Orkan «Sabine»
Welche Versicherungen bei Sturmschäden zahlen

Sturmtief «Sabine» hat vielerorts Schäden angerichtet. Die wichtigste Frage für Betroffene: Springt die Versicherung jetzt ein?

Montag, 10.02.2020, 10:59 Uhr aktualisiert: 10.02.2020, 11:12 Uhr
Bei einem Sturm werden Häuser mitunter von umfallenden Bäumen getroffen. Für Schäden kommt in der Regel die Hausrat- und Wohngebäudeversicherung auf. Foto: -

Berlin (dpa/tmn) - Fehlende Dachziegel am Haus, Blechschäden am Auto: Orkan «Sabine» hat deutliche Spuren hinterlassen. Die gute Nachricht: Die meisten Sturmschäden sind versichert, erklärt der Bund der Versicherten (BdV) in Hamburg. Doch Hauseigentümer brauchen für manche Schäden Extra-Schutz.

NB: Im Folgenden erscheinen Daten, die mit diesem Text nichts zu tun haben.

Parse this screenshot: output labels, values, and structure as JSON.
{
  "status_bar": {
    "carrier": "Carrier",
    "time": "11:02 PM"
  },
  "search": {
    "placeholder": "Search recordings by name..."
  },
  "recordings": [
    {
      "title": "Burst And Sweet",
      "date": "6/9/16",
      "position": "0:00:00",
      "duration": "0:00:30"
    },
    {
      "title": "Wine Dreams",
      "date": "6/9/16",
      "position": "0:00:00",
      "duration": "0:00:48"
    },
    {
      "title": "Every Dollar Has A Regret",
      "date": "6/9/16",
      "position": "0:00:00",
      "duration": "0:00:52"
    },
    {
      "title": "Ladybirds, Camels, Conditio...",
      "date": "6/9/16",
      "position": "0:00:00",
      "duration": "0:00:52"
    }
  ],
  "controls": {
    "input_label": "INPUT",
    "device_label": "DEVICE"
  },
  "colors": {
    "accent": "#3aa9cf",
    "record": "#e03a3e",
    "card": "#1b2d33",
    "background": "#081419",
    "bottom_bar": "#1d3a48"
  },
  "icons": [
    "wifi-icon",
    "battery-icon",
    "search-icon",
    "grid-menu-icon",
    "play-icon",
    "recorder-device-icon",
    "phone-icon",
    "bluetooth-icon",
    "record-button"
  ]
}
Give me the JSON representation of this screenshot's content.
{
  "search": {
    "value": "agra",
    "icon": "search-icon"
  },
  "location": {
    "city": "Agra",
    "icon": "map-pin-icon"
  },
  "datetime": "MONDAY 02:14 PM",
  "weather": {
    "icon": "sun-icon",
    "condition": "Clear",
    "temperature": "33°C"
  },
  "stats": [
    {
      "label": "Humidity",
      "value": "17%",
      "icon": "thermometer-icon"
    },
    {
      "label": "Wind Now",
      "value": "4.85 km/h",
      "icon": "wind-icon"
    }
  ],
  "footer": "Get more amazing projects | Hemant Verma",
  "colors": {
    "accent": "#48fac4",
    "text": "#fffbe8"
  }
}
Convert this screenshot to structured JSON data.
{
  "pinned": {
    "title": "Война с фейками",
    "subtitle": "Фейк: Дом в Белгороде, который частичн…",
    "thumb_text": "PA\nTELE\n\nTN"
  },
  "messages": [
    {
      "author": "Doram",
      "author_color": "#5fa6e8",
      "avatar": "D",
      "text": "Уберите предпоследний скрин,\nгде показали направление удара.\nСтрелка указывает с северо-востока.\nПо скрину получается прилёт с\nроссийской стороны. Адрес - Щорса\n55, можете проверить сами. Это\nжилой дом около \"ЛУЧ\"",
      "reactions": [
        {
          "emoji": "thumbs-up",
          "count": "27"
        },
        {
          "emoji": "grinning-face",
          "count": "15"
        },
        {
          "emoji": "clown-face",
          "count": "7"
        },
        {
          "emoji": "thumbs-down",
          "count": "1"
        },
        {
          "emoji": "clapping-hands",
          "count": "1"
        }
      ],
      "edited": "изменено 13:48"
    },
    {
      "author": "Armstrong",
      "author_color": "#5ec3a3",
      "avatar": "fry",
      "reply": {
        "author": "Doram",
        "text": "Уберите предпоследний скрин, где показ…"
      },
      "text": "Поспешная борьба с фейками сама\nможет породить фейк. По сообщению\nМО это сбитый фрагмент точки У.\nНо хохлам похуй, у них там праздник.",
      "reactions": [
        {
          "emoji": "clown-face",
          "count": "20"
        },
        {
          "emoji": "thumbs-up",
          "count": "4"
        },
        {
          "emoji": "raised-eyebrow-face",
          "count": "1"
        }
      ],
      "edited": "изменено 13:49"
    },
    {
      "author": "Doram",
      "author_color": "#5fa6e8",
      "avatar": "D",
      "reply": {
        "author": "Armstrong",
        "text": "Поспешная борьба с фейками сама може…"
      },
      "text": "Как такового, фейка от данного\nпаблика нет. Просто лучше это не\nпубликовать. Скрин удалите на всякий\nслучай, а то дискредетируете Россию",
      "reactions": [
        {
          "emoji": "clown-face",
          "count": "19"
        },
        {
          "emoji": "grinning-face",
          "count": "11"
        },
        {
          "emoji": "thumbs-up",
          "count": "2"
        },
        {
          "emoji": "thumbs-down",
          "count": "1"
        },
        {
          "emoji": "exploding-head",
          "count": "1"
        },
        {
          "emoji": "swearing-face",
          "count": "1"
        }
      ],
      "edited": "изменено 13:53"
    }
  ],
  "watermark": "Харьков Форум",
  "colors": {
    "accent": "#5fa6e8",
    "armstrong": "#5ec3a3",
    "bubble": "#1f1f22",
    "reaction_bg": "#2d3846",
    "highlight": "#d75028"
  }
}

Grundsätzlich gilt: Hausrat- und Wohngebäudeversicherung kommen laut BdV meist für Schäden auf, die etwa durch Brand, Blitzschlag, Leitungswasser oder Sturm und Hagel entstanden sind.

Voraussetzung bei Windschäden ist, dass der Sturm tatsächlich die Schadensursache bildet. Mindestens muss hierfür Windstärke acht geherrscht haben. Den Nachweis dafür muss im Zweifel der Versicherte erbringen. Beim Orkantief «Sabine» dürfte dies aber allein durch die Berichterstattung in den Medien einfach sein.

Wichtig zu beachten: Für Schäden, die durch Starkregen oder Überschwemmungen verursacht wurden, reicht der Versicherungsschutz oft nicht. Dafür ist in der Regel eine Erweiterung des Versicherungsschutzes auf Naturgefahren nötig. Als Ergänzung zur Hausrat- oder Wohngebäudepolice wird die sogenannte Elementarschadenversicherung abgeschlossen. Sie deckt auch Schäden ab, die durch Überschwemmung, Witterungsniederschläge, Rückstau, aber auch Erdbeben, Erdsenkung, Erdrutsch, Schneedruck, Lawinen oder Vulkanausbruch entstanden sind.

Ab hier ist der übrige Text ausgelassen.